Core Stage prime contractor Boeing also installed resized hydrogen bleed system tubes and mounting brackets, and final testing and closeouts of the modifications were in work. Boeing is also finishing final pre-flight trims and painting of the thermal protection system (TPS) cork for the Core Stage engine section and boattail.

Preparations elsewhere around the vehicle were also scheduled to be completed during December, including closeouts of the ICPS and Launch Vehicle Stage Adapter (LVSA) and also configuring the forward skirt and intertank areas inside the Core Stage for rollout. The first vehicle rollout to the launch pad will be for a full countdown demonstration test called the Wet Dress Rehearsal (WDR); the vehicle will return to the VAB for final pre-flight maintenance and launch preparations.

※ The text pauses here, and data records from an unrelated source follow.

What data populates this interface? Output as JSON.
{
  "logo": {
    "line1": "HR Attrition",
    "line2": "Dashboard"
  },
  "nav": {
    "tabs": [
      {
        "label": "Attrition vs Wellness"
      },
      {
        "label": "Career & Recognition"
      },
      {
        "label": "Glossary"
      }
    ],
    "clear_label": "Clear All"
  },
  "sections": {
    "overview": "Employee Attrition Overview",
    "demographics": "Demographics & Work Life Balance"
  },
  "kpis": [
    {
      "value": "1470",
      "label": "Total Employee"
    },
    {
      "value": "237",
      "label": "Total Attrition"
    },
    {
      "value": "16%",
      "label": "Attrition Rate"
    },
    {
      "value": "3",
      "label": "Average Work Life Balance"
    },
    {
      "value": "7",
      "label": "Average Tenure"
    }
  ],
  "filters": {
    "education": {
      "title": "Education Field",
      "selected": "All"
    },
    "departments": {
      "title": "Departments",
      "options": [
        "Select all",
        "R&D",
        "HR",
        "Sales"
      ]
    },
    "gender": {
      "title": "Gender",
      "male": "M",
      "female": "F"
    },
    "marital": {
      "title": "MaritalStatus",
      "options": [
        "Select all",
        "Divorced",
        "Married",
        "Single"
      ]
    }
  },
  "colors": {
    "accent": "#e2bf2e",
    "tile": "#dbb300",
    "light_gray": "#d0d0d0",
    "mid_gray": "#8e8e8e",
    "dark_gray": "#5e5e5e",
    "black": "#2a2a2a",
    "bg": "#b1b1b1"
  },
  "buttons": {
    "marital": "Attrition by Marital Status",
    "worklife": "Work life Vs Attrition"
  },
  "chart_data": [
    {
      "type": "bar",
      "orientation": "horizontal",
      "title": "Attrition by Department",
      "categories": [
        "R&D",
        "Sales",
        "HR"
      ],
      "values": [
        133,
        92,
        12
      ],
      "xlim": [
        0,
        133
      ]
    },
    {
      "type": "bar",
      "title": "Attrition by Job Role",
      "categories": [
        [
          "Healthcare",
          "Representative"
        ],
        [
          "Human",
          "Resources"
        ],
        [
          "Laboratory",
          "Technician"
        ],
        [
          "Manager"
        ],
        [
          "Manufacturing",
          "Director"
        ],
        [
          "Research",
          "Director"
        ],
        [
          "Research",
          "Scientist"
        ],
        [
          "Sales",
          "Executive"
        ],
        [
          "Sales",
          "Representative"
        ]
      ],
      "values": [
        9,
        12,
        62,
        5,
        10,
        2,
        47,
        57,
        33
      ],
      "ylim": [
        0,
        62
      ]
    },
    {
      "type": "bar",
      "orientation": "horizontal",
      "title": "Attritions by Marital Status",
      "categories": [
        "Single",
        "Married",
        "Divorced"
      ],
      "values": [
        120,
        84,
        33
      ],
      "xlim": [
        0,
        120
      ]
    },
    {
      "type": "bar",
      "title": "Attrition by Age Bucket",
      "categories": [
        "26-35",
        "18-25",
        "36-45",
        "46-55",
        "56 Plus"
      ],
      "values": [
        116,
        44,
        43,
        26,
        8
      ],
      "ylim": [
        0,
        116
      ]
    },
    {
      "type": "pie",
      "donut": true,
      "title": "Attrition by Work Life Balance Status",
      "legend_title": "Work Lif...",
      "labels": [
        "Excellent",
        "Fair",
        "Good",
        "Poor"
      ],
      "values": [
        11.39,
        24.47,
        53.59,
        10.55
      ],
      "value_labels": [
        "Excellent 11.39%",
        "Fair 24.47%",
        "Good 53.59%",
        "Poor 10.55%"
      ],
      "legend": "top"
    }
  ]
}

Once final engine retesting and Core Stage checkouts are completed after the engine controller problem is resolved, the integrated operations team can configure the engine compartment for launch, which will be completed before the first vehicle roll out to the launch pad. The work will be very similar to closing out the Core Stage for its Green Run Hot-Fire tests conducted almost a year ago.

Internal access platforms will be broken down and removed, final inspections of MPS and engine hardware will be conducted, and the engine-mounted heatshield (EMHS) blankets that enclose the openings in the boattail for the engines will be installed. Installation of the flight TPS blankets was one of the last major closeout tasks for the engine section.